MOSCOW, October 18 (RIA Novosti) – Moscow police is to hold weekly operations to round up unauthorized migrants, the city’s head of police said Friday, unveiling a strategy apparently aimed at alleviating discontent over growing numbers of foreign workers in the city.
Anatoly Yakunin said police patrols will be stepped up every Friday to check on apartments where migrants may be living as part of an operation code-named “Signal.”
The operation, which will draw on the entire Moscow police force, private security firms and citizen volunteers, is also designed to cut down on illegal gambling and theft.
Yakunin said the police aim to identify all apartments in Moscow rented by unauthorized migrants by the end of the year.
The announcement comes after a week of simmering interethnic tension in the capital that followed the fatal stabbing of 25-year-old Yegor Shcherbakov in the southern Biryulyovo district. Police have arrested an Azerbaijani citizen on suspicion of committing the murder.
Authorities detained hundreds of people after an unsanctioned protest over the killing spiraled out of control amid rumors it had been committed by a migrant. On Sunday evening, protesters clashed with riot police and attacked Biryulyovo’s Pokrovsky vegetable warehouse, where many migrant laborers work.

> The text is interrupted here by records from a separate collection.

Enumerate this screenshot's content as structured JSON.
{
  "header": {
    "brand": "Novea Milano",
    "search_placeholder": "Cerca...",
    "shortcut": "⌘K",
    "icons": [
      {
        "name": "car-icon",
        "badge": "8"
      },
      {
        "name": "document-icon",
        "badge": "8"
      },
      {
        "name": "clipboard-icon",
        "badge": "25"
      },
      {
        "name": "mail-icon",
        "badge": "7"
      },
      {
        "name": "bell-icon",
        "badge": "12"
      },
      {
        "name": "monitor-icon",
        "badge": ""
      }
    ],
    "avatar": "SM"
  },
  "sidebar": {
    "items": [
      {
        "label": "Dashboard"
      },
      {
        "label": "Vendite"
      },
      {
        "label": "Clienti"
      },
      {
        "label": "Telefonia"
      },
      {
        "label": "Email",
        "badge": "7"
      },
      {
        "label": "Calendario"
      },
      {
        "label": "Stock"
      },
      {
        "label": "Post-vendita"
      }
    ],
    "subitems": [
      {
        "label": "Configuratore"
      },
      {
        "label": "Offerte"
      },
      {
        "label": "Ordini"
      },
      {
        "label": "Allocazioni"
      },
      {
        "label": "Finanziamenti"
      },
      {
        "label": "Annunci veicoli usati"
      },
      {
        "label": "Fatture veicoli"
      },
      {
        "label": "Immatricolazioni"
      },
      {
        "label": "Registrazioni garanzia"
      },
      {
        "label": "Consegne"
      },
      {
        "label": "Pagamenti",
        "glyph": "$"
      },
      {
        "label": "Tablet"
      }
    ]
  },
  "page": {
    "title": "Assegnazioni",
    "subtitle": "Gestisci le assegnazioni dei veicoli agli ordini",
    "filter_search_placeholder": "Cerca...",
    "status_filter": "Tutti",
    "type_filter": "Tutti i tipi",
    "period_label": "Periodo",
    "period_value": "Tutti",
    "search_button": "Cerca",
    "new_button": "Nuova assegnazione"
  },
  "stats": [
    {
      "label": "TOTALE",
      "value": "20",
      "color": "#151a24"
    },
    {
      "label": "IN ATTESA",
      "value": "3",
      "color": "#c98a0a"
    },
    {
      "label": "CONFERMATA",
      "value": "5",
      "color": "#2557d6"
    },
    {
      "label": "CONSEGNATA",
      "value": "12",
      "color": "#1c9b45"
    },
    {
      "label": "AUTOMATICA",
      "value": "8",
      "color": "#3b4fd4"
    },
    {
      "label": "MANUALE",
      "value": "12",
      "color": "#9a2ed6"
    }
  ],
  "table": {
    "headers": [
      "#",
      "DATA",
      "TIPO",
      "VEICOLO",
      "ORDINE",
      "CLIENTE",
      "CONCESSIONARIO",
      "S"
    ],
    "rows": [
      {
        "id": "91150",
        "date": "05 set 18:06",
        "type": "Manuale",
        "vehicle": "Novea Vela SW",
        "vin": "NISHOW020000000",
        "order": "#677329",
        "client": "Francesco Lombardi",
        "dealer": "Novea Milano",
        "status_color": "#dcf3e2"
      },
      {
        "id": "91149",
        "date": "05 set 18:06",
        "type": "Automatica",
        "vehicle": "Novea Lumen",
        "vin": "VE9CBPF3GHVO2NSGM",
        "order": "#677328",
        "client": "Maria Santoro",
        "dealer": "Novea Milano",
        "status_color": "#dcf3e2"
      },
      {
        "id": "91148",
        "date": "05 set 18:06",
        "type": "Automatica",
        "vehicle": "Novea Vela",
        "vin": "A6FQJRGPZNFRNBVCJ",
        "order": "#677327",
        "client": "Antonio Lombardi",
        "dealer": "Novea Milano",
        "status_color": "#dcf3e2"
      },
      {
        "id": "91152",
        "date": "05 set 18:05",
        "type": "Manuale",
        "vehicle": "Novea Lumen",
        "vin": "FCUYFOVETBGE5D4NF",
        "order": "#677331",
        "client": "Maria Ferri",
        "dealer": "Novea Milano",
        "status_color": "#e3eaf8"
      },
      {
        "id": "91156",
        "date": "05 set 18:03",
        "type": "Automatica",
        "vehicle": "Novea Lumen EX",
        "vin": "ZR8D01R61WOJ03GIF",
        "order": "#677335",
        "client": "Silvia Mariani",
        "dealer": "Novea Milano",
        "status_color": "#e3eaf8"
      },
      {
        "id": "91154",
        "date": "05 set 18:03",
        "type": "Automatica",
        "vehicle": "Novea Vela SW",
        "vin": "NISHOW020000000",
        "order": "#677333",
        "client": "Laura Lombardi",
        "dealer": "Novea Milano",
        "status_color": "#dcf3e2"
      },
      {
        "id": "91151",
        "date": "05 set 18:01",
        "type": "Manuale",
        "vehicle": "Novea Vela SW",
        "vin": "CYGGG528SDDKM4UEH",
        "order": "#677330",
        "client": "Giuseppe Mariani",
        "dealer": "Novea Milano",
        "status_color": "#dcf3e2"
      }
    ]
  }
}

The authorities raided the warehouse on Monday, arresting over a thousand workers in what they called a preemptive crackdown on illegal migration.
In August, Moscow police rounded up more than a thousand suspected unauthorized migrants after policemen attempting to make an arrest in another market were attacked by a mob of market workers. Many of those working in the capital's large markets are either foreign or hail from the predominantly Muslim Russian republics of the North Caucasus.
Anti-migrant sentiment has increased in Russia over the last ten years in reaction to a huge influx of migrant laborers from Russia’s North Caucasus and Central Asia.
While popular sentiment remains staunchly hostile to large-scale immigration, the government is acutely aware that migrant labor is vital to the economy, as Russia's demographic profile means the number of working-age people is falling rapidly.